可逆性:locality via a limited receptive field
等轉(zhuǎn)性:translation equivariance via weight sharing
- The Convolution Operator is Translation Equivariant meaning it preserves Translations however the CNN processing allows for Translation Invariance which is achieved by means of a proper (i.e. related to spatial features) dimensionality reduction. https://aboveintelligent.com/ml-cnn-translation-equivariance-and-invariance-da12e8ab7049
- While convolutions are translation equivariant and not invariant, an approximative translation invariance can be achieved in neural networks by combining convolutions with spatial pooling operators. https://chriswolfvision.medium.com/what-is-translation-equivariance-and-why-do-we-use-convolutions-to-get-it-6f18139d4c59

雖然這種特性被證實(shí)了是設(shè)計(jì)方案在圖象上實(shí)際操作的實(shí)體模型時(shí)尤為重要的梳理參考點(diǎn)(inductive biase). 可是卷積和的部分特性(the local nature of the convolutional kernel)阻攔了其捕捉全局性的前后文信息內(nèi)容(global context), 而這種信息內(nèi)容針對(duì)圖像識(shí)別技術(shù)是很必需的. 它是卷積和的關(guān)鍵的缺點(diǎn). (convolution operator is limited by its locality and lack of understandingof global contexts)

而在捕捉遠(yuǎn)距離互動(dòng)關(guān)聯(lián)(long range interaction)上, 近期的Self-attention主要表現(xiàn)的很非常好(has emerged as a recent advance). 自專(zhuān)注力身后的重要觀念是轉(zhuǎn)化成從掩藏模塊測(cè)算的值的加權(quán)平均. 有別于卷積和實(shí)際操作或是池化實(shí)際操作, 這種權(quán)重值是動(dòng)態(tài)性的依據(jù)鍵入特點(diǎn), 根據(jù)掩藏模塊中間的相似度涵數(shù)造成的(produced dynamically via a similarity function between hidden units). 因而鍵入數(shù)據(jù)信號(hào)中間的互動(dòng)取決于數(shù)據(jù)信號(hào)自身, 而不是像在卷積和中, 被事先由她們的相對(duì)位置而決策.
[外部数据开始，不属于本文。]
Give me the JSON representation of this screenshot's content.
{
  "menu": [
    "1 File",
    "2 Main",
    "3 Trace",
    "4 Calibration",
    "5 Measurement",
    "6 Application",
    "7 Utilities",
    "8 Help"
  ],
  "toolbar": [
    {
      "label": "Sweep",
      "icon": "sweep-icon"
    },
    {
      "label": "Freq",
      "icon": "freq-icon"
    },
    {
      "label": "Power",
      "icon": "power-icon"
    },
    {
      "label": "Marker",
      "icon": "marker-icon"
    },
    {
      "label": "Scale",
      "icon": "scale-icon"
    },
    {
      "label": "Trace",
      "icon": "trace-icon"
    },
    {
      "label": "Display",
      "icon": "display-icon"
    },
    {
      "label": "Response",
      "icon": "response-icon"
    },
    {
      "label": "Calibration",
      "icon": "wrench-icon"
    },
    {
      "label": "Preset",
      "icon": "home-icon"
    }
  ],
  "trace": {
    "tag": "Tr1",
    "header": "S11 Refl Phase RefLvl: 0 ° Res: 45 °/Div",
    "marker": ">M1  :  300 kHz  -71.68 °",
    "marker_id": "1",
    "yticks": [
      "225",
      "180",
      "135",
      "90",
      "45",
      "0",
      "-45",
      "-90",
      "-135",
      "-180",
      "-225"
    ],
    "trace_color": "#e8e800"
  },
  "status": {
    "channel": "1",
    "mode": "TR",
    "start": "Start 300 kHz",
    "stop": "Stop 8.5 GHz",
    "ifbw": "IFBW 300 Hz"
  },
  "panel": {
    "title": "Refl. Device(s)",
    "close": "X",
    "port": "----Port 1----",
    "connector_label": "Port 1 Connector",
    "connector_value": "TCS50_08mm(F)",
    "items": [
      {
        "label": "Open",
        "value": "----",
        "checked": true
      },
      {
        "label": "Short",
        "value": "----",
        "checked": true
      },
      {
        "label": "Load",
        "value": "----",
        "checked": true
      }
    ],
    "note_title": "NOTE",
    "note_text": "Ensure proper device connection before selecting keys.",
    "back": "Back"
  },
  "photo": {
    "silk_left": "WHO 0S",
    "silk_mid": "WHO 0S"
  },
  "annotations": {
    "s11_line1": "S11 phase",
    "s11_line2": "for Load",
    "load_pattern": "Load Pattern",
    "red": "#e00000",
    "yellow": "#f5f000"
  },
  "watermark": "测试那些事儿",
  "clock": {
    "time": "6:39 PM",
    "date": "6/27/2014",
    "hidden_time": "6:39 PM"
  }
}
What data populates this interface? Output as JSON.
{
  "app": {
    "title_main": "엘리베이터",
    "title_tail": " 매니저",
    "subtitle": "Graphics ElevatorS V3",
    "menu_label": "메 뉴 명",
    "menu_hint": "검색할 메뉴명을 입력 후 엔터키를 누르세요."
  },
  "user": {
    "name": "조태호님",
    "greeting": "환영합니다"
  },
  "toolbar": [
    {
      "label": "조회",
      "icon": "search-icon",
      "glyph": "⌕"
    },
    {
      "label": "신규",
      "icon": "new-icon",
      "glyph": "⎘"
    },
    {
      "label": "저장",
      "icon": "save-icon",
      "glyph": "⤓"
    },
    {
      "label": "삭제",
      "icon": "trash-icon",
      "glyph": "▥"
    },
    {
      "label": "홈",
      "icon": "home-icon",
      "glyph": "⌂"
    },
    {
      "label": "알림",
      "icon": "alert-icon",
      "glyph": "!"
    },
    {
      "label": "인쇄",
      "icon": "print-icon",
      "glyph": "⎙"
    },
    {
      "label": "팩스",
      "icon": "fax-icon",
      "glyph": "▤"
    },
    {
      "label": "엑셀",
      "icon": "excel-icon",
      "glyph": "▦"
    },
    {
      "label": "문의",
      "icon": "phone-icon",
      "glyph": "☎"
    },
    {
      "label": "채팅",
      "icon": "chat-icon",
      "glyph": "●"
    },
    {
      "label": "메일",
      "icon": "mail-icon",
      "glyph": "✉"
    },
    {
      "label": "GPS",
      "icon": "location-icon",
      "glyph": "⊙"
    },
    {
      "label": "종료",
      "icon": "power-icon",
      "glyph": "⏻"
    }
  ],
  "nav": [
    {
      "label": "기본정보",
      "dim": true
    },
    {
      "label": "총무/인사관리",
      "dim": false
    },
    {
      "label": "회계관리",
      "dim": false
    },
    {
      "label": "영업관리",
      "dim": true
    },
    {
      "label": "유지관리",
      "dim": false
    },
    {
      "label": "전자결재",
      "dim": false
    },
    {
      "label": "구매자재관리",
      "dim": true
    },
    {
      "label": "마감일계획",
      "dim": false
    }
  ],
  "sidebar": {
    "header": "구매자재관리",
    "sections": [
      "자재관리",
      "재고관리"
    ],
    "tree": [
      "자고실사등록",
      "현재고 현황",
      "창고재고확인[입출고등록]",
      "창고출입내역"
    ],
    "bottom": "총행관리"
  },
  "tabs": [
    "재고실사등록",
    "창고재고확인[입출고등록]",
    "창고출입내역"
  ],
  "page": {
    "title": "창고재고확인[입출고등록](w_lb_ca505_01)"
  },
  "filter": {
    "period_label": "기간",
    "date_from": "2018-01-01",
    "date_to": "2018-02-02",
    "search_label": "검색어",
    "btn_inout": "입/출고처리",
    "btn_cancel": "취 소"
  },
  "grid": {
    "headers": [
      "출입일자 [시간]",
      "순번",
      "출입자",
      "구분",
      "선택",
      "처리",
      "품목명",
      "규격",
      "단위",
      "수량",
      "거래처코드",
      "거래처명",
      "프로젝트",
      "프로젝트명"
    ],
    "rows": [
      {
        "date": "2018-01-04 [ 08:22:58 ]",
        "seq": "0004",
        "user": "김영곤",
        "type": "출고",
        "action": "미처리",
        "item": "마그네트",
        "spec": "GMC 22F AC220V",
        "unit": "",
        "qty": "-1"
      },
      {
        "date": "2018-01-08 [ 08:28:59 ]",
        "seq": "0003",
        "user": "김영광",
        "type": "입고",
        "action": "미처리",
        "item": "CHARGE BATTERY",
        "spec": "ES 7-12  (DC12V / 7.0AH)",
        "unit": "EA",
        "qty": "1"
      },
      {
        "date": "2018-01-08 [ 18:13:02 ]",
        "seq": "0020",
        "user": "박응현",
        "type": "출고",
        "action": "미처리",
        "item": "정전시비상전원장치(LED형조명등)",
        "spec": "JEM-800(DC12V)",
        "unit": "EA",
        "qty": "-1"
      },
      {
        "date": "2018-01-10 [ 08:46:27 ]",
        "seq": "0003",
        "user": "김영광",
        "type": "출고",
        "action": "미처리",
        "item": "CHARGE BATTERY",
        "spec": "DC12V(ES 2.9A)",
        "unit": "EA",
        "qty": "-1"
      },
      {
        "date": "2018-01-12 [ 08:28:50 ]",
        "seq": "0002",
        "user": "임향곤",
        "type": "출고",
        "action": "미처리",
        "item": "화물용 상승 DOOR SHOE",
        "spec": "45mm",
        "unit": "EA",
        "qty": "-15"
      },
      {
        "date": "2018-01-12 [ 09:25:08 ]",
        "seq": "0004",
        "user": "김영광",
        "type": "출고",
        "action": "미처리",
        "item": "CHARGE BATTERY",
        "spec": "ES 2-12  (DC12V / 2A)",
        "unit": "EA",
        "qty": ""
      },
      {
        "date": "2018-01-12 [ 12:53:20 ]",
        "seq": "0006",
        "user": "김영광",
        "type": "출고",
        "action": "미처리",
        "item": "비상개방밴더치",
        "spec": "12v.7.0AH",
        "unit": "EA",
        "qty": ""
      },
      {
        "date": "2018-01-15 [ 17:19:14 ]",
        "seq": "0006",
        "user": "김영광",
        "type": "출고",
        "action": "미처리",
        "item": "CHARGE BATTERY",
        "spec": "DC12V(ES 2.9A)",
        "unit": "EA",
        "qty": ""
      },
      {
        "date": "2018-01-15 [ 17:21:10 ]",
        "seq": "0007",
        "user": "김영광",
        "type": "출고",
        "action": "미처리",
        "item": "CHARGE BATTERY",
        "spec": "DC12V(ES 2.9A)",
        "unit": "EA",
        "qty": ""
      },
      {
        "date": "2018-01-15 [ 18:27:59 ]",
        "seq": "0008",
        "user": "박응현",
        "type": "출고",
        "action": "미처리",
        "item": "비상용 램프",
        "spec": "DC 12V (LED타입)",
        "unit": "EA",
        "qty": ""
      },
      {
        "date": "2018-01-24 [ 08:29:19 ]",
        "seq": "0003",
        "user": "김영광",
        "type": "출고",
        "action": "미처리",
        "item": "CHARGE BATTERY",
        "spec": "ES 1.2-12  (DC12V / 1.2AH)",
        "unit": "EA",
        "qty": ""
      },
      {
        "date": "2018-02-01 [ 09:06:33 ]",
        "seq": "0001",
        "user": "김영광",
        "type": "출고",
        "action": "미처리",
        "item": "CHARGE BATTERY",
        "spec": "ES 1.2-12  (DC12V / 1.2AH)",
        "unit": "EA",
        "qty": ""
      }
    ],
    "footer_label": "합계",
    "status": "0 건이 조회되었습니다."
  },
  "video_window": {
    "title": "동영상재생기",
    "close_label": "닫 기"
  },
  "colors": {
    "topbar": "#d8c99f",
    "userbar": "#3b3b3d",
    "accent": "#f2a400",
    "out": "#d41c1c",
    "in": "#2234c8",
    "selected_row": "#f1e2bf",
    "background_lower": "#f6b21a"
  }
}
因此文中試著將自專(zhuān)注力測(cè)算運(yùn)用到卷積和實(shí)際操作中, 來(lái)完成遠(yuǎn)距離互動(dòng). 在辨別性視覺(jué)效果每日任務(wù)(discriminative visual tasks)中, 考慮到應(yīng)用自專(zhuān)注力更換一般的卷積和. 引進(jìn)a novel two-dimensional relative self-attention mechanism, 其在引入(being infused with)相對(duì)性位置信息的另外能夠維持translation equivariance, 使其特別適合圖象.

在替代卷積和做為單獨(dú)測(cè)算模塊層面被證實(shí)是有競(jìng)爭(zhēng)能力的. 可是必須留意的是, 在操縱試驗(yàn)中發(fā)覺(jué), 將自專(zhuān)注力和卷積和組成起來(lái)的狀況能夠得到最好是的結(jié)果. 因而并沒(méi)有徹底拋下卷積和, 只是明確提出應(yīng)用self-attention mechanism來(lái)提高卷積和(augment convolutions), 將要注重可逆性的卷積和特點(diǎn)圖和根據(jù)self-attention造成的可以模型更遠(yuǎn)距離依靠(capable of modeling longer range dependencies)的特點(diǎn)圖拼湊來(lái)得到最后結(jié)果.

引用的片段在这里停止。